That is an important point. Rehabilitation is key to an effective criminal justice system and to turning lives around and keeping communities safer. It is not just about violence; it is also about the failure to offer proper rehabilitation programmes, properly staffed and properly funded.
Opposition Members, experts and staff believe that private firms could be deliberately understaffing prisons to boost their profits. It is clearly in the public interest that staffing levels in private prisons be routinely published, just as they are routinely published for publicly run prisons.
If the Government want to reassure the public that private profit is not being put before the safety of prisoners, staff and wider society, will the Secretary of State today commit to making private companies come clean on staffing levels and publish them on the same terms as public prisons do? That is a very reasonable request.
One set of data that private prisons do have to publish is on assaults, which only adds to fears that privatisation is putting rehabilitation at risk. I put on record the shocking new figures that came to light in The Guardian yesterday, to which my hon. Friend the Member for Hornsey and Wood Green (Catherine West) alluded, on the scale of violence in private prisons. The figures come from an analysis of the Government’s answers to my parliamentary questions, so there is no doubt about their accuracy.
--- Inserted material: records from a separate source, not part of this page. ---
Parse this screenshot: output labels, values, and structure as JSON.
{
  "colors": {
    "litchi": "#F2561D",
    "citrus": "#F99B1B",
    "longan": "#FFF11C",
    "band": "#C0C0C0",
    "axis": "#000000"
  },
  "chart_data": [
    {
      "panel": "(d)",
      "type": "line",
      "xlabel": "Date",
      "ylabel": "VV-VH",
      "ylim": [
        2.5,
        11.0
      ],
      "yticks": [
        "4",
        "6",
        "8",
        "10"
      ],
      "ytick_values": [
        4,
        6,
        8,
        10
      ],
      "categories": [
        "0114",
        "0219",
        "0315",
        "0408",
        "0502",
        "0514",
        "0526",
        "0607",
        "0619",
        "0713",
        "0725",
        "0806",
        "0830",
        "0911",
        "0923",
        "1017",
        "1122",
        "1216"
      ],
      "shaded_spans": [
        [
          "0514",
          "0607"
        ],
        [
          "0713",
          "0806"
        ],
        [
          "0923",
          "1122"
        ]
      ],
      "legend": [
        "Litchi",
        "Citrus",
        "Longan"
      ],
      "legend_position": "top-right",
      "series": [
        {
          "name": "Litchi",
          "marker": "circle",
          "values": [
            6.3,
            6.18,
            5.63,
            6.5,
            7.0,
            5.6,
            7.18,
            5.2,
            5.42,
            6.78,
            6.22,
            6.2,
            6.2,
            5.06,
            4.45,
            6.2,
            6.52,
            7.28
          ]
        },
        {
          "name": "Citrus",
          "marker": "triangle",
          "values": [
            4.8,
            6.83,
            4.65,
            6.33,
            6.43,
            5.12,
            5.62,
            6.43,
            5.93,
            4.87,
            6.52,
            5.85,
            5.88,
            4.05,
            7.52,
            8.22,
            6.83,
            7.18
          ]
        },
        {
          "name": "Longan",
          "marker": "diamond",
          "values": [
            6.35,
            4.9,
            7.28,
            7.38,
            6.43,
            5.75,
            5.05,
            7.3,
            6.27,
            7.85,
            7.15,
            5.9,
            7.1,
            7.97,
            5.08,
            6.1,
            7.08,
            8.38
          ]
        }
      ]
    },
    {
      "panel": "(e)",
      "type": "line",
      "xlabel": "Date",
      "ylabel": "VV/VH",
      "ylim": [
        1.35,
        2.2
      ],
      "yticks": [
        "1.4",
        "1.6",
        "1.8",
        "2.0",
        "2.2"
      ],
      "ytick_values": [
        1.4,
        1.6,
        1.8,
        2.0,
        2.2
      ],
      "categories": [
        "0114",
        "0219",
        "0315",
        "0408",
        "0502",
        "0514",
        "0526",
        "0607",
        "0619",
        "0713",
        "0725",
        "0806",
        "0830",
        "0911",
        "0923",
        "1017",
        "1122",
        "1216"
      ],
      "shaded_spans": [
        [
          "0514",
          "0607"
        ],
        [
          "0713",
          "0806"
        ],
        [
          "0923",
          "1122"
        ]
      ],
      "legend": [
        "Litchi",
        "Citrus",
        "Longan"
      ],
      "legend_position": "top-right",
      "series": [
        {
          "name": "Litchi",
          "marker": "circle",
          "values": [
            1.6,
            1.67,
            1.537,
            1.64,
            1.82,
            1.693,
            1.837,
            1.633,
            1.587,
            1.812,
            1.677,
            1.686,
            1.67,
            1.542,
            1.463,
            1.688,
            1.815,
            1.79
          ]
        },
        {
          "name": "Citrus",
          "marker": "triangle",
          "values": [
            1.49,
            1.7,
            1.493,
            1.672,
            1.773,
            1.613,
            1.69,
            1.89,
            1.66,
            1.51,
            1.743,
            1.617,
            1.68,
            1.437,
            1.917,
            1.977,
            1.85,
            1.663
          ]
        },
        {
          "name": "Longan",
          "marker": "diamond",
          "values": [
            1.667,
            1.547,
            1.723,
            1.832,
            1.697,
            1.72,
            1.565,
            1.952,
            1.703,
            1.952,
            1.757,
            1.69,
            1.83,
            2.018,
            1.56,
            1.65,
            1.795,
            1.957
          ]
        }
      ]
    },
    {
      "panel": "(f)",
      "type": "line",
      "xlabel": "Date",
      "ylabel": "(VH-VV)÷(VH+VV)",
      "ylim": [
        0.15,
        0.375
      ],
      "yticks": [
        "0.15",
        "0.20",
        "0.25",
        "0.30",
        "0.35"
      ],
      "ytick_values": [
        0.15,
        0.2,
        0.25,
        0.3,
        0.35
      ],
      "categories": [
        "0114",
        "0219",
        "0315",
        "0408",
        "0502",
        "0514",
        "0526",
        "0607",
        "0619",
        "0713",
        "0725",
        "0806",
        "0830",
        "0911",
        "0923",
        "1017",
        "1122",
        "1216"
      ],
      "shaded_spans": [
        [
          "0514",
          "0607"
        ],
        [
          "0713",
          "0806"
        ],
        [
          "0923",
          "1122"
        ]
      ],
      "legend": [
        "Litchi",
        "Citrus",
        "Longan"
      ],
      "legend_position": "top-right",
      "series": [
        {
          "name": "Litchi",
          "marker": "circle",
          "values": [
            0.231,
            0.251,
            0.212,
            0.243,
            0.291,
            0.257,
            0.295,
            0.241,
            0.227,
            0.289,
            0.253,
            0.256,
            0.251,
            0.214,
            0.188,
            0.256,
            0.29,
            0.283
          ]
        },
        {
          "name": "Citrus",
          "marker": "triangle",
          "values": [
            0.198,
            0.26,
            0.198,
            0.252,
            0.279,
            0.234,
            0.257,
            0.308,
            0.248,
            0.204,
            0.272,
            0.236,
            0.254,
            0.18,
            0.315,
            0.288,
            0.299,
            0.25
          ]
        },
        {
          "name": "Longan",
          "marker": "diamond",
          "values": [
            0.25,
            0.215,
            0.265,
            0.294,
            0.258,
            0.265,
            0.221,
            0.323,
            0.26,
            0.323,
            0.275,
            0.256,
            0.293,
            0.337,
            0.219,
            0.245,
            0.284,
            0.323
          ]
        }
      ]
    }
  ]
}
Despite comprising just 13% of adult prisons, private prisons are disproportionately represented among the most violent. Three of the 10 most violent adult prisons are private—that is 30%—as are five of the top 20, or 25%. In the most violent category, male local prisons, four of the five private prisons have an above-average level of assaults. That is 80% of all such private prisons. The figures show that private male local prisons are over 40% more violent than their public equivalents.
Labour has made it clear that, in office, we will scrap privately run prisons. The Tories should follow Labour’s lead and drop their ideological obsession with privatisation but, if they will not, the very least they should do—in the light of these figures and the other issues of safety, transparency and accountability that I have set out—is halt plans for more private prisons and establish an independent inquiry into whether privatisation is creating a threat to safety in our prison system. Again a very reasonable request, and I look forward to the Secretary of State’s answer.
Private prisons are also disproportionately overcrowded, with the 2018 House of Commons Library briefing suggesting that, although just over half of public sector prisons are overcrowded, this rises to 85% in the private sector. The fear is a simple one: more prisoners means more money for private operators, which is one of the many perverse incentives created by running prisons for profit. More analysis is needed on those figures. Again, an independent inquiry could look into whether private prisons are, indeed, more overcrowded.
As I have mentioned, the slash-and-burn approach to prison staffing and budgets was an attempt to drive down public sector costs to those of the private sector. That was done under the tenure at the Ministry of Justice of the current Secretary of State for Transport. Perhaps he should be responding to this debate, as our justice system is full of examples of his dangerous obsession with outsourcing and privatisation. It is not too late for his successor to take a different course.
Prison maintenance, for example, was privatised in 2015, with contracts worth around £500 million handed to Carillion and Amey. The £115 million planned savings to the state never materialised, but our prisons paid the price. Cells were left with smashed windows, while inmates lived in squalor and, in some cases, were unable to access towels and even soap.
Take HMP Liverpool. Inspectors found the prison to be rat-infested, with Dickensian conditions as thousands of basic maintenance jobs had not been completed. After the collapse of Carillion, the Ministry of Justice set up a new public facilities management company to replace the work of Carillion, but it has refused to rule out reprivatising this work, and let us be clear that Amey is still underperforming in too many prisons. Will the Justice Secretary commit today to bringing all maintenance contracts back in-house when they expire?